Eva Hess was out on a limb and her work is about as easy to show as a rainstorm. It is a measure of how good she is that the show for this catalog was done so well. This catalog is up to its task.

A very moving and thought provoking show. This catalog will help keep her delicate adventure alive and spawn more Eva Hesses. If you are lucky it will get you to the show, then back to the book to think about this very "material girl", her personal life and perhaps what you should be doing with yours.

It is worth mentioning to those who don't know Hesse's work that this current show will most likely be the last that some of her work will survive. If you want to see it, do it now.

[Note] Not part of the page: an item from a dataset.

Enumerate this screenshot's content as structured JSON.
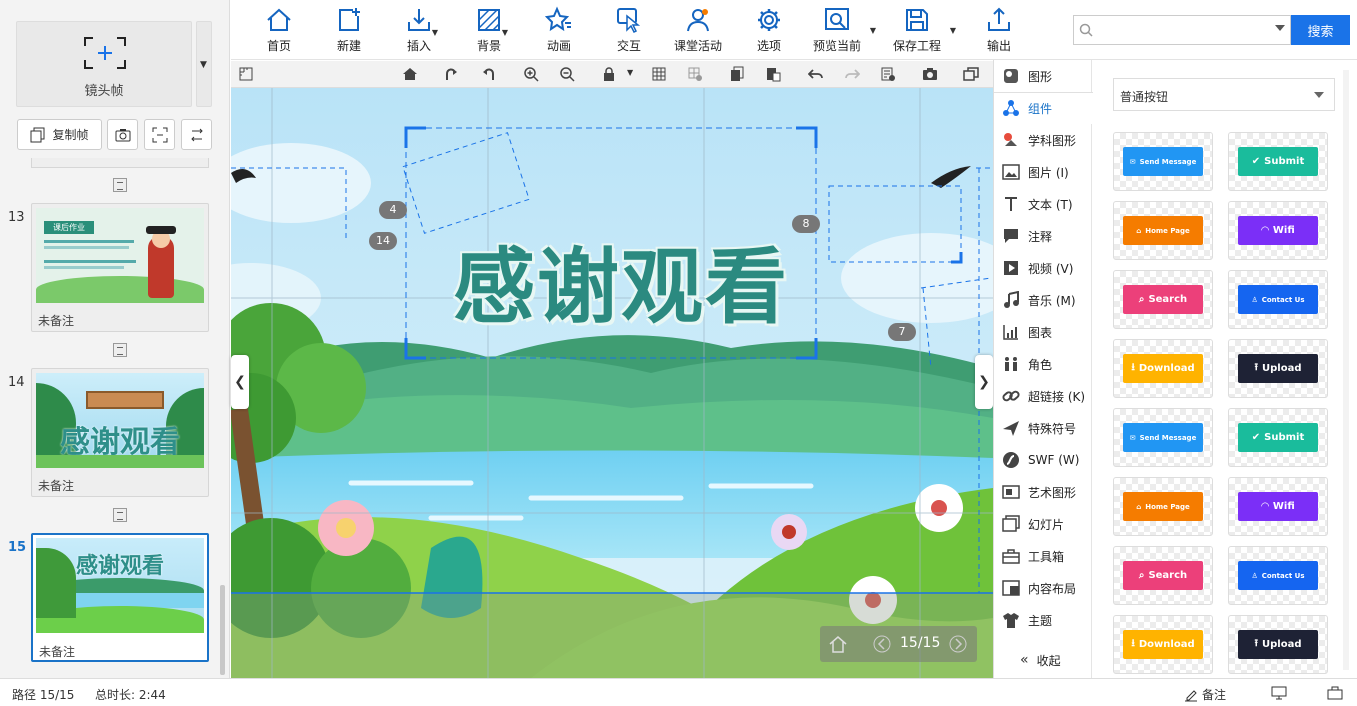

Gorgeous book; too much space for early work4
This is a beautiful volume on Hesse. Elizabeth Sussman, a wonderful curator and Hesse scholar, organized this exhibition and this is the catalogue. The design, images and layout are just wonderful, the only thing that is somewhat off is the concentration on her earlier work. Her paintings especially are widely featured and those are not nearly as transcendent and absolute as her later work. Her great accomplishment as a major artist was done when she "left" the canvas. The book does not present it as such; I find Lippard's book "Eva Hesse" to be the very best available. This, however, still has the best reproductions and it is a definitive book for all of us who admire Eva Hesse.

For libraries featuring catalogues of modern artists5
Eva Hesse was a strong figure in the development of postwar international art and created a variety of works in different mediums. While her life has received prior focus, this title provides critical attention to her art with a lavish catalogue which reveals her working methods, materials, philosophy and works: the first comprehensive examination since her last exhibition in 1972. A 'must' for libraries featuring catalogues of modern artists.